Ausgelassene Stimmung beim Musikantenfasching

Von weither kamen die Mitwirkenden und auch viele der zahlreichen Besucher des unterhaltsamen Musikantenfaschings. Bild: angLieder, Sketche, Couplets und jede Menge Gaudi
Röthenbach. (ang) Dass die Sänger und Musikanten ausgelassen feiern können, beweisen sie bei ihren monatlichen Zusammenkünften jedesmal wieder. So auch am vergangenen Donnerstag bei ihrer Faschingsfeier in der gut gefüllten Rechersimer-Zoiglstube. Die zahlreichen Besucher und Mitwirkenden kamen schnell in Stimmung, nachdem Edeltraud Frank die gesamte Runde witzig humorvoll begrüßt hatte. Herbert Storek (Kemnath), Josef Kämpf (Stadt Eschenbach), Willi Prechtl (Fichtelberg), Helmut Reichl (Pressath), Urban Reger (Krummennaab), Marianne Helm und Hans Kowatsch (beide Waldsassen), Barbara Reichl (Weiden), Gerd Retzer (Vorbach) und die beiden Organisatorinnen Edeltraud Frank und Christa Böhm als Josefshofer Hausgsang zeichneten sich in erster Linie für die instrumentalen und sängerischen Darbietungen verantwortlich.
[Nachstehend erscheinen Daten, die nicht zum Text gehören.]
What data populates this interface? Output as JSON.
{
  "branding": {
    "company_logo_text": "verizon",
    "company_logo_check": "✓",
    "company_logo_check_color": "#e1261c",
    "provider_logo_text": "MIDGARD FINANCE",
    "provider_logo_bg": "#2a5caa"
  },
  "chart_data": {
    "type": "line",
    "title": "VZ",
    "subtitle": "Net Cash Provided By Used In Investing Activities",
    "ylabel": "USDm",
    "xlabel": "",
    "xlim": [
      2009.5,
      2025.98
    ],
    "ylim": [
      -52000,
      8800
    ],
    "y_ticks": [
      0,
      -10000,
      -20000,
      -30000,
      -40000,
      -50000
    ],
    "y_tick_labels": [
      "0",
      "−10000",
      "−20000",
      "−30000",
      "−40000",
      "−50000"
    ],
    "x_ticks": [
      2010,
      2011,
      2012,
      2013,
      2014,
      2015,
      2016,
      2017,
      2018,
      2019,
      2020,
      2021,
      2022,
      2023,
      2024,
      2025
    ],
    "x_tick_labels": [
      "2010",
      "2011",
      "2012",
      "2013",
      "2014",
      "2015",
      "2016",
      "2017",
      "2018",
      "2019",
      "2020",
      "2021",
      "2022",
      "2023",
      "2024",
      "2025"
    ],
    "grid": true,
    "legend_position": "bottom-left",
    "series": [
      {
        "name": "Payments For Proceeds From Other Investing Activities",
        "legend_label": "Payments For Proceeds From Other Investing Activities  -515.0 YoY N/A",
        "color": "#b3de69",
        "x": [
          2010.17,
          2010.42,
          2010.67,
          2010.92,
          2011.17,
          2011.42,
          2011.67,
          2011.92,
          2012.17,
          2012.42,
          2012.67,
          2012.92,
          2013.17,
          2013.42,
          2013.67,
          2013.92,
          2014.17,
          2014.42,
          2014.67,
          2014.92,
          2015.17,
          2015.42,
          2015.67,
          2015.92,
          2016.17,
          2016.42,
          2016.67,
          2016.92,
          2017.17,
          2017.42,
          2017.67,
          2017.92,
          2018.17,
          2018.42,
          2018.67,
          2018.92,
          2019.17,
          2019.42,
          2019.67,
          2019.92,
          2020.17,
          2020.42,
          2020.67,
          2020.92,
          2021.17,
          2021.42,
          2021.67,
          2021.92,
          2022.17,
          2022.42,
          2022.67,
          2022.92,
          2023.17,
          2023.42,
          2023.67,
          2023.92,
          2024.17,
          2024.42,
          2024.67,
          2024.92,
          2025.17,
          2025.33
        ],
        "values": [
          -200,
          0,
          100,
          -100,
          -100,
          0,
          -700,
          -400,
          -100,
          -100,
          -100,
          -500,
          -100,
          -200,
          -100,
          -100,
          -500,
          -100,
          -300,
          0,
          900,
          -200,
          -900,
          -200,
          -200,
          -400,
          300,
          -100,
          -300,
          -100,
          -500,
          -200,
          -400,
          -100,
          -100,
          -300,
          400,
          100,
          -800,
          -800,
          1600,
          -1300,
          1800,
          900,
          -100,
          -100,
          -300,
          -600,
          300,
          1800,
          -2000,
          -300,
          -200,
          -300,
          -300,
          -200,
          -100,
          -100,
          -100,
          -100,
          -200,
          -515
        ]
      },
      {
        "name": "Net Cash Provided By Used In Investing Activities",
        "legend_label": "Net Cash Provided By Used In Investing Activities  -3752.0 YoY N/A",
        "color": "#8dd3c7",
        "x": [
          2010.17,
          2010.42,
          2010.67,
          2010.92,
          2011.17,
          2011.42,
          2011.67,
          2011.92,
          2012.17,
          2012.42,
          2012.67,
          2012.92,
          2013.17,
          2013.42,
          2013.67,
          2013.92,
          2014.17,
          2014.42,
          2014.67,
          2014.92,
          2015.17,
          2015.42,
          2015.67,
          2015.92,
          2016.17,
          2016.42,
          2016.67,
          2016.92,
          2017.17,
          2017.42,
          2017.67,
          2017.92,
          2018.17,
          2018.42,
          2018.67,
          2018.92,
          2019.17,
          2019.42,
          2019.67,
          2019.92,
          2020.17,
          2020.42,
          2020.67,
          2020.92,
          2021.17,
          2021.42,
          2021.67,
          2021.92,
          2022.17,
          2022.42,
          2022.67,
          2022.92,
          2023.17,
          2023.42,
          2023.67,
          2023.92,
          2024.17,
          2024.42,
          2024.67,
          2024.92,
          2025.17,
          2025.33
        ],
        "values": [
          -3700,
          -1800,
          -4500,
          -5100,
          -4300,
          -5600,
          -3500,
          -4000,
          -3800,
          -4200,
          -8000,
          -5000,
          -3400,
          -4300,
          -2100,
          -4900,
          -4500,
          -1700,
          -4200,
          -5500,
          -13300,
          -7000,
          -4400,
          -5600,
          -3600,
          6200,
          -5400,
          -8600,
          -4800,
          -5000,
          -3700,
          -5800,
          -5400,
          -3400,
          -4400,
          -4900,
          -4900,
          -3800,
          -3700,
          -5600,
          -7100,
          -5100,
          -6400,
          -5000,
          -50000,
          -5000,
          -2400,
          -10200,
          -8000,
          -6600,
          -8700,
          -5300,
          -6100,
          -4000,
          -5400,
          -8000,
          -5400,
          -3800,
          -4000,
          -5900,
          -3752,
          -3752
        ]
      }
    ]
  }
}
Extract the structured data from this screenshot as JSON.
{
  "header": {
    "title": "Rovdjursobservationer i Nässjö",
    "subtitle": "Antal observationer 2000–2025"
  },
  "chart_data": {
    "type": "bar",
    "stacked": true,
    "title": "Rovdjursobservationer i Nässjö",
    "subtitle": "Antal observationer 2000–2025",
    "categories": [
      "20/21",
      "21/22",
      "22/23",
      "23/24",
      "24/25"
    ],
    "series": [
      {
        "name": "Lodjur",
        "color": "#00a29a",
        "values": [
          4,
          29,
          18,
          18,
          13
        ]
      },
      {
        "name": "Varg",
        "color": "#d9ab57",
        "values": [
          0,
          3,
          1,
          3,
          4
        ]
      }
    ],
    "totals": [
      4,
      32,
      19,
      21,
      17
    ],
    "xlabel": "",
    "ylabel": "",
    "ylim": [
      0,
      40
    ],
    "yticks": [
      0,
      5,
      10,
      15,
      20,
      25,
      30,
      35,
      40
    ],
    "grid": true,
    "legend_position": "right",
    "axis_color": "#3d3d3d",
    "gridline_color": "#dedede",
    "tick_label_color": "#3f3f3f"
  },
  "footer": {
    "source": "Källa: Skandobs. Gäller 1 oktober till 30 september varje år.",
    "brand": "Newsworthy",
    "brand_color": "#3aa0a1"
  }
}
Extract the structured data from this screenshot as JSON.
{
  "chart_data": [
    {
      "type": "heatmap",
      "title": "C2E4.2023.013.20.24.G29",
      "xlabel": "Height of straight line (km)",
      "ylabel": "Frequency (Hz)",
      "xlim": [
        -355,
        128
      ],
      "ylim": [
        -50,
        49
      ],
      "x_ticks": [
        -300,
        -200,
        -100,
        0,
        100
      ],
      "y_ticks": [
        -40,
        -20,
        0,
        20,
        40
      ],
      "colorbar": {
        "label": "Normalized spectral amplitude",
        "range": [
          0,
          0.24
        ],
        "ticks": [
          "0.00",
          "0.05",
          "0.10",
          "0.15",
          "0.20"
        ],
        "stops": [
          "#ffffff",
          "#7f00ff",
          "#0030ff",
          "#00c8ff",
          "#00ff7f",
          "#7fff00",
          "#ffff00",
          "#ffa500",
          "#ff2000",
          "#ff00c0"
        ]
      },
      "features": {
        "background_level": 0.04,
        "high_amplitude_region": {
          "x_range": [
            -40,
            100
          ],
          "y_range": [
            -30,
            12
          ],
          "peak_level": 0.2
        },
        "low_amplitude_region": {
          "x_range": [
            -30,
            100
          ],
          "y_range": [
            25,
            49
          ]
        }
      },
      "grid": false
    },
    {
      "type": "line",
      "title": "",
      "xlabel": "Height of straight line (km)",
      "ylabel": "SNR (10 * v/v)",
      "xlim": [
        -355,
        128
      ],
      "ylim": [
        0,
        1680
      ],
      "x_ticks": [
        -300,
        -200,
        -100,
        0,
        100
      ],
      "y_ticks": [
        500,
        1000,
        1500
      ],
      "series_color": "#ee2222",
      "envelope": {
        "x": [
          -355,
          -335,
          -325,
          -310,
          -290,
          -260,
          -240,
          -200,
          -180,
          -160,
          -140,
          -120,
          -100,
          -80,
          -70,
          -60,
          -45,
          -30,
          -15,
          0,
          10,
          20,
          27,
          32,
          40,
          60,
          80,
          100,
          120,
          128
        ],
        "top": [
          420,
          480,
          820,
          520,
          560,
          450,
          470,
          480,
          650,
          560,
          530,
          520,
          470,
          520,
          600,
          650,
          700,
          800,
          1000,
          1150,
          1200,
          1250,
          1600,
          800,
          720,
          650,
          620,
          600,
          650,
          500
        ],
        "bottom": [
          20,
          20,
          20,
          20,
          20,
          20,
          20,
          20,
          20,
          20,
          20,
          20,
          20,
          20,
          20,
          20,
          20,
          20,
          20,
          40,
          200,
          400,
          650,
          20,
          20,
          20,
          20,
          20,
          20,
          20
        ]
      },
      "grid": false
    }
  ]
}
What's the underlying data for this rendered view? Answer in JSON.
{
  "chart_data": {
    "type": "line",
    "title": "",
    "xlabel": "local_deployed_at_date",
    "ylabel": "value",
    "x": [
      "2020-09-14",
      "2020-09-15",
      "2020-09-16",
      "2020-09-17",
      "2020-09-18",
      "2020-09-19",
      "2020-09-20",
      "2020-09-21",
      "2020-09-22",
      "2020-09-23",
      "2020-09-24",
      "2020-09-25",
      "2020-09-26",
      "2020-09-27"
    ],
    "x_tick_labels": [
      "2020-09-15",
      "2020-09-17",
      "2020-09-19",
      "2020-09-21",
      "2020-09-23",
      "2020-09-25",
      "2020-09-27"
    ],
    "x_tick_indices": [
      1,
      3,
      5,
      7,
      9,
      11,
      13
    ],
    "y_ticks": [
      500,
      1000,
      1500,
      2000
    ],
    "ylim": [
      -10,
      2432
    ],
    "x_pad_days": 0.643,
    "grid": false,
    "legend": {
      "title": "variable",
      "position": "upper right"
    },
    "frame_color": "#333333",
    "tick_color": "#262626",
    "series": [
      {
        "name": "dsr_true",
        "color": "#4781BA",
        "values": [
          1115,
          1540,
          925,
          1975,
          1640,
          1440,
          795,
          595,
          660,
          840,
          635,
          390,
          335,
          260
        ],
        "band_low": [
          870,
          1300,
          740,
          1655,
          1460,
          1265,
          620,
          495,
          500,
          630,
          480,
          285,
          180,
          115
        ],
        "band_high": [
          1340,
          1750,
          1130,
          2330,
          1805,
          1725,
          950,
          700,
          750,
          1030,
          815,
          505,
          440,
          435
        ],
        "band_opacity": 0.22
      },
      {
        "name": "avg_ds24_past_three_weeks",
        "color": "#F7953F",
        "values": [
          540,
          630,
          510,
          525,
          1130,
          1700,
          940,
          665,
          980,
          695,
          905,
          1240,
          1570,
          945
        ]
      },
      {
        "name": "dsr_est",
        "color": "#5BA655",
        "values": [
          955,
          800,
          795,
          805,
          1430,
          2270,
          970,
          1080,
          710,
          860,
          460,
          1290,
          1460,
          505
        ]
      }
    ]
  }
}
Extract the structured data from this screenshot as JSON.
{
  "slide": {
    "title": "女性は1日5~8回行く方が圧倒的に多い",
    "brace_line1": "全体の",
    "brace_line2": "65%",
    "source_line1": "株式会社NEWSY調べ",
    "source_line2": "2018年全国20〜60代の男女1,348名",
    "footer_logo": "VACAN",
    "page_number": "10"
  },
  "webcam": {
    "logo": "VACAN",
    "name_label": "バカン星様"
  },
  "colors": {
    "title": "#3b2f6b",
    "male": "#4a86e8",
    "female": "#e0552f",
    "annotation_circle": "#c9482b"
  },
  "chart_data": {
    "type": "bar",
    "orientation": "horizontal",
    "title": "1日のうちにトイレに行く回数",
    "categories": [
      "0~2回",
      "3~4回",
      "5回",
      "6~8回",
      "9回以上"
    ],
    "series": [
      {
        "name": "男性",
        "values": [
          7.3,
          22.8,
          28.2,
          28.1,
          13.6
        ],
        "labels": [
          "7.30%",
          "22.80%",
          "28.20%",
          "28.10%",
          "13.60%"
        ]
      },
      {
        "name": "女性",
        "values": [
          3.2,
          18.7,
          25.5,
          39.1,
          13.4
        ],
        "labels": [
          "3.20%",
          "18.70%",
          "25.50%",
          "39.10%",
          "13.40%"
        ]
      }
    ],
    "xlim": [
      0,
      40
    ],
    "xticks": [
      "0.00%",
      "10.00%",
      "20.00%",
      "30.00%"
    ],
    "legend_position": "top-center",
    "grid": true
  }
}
Darunter gemischt sorgten natürlich wieder gepfefferte Witze und  hintergründig wiedergegebene Faschingsgschichten für eine heitere Atmosphäre und nicht zuletzt beanspruchten im Besonderen die Sketcheinlagen das Zwerchfell der Besucher. "Alle heiligen Junggselln und Betschwestern bittet für uns", lautete der wiederkehrende Refrain zu der Litanei "D`Wallfahrt" , bei der gar mehrere weibliche Mitwirkende singenderweise um die Beihilfe bei der bisher so vergeblich verlaufenen Suche nach einem männlichen Partner flehten. Ob glatzert, zahnluckert, wampert oder zaundürr, bucklert, schiaglert oder kloa, trotz aller in Kauf zu nehmender Mängel endete der Bittgesang unter Weinen, Seufzen und Klagen letztlich mit der Erkenntnis "Oh heiliger Pfiffikus, du hörst uns net an, du schickst unserer Lebtag koan Mann" ergebnislos.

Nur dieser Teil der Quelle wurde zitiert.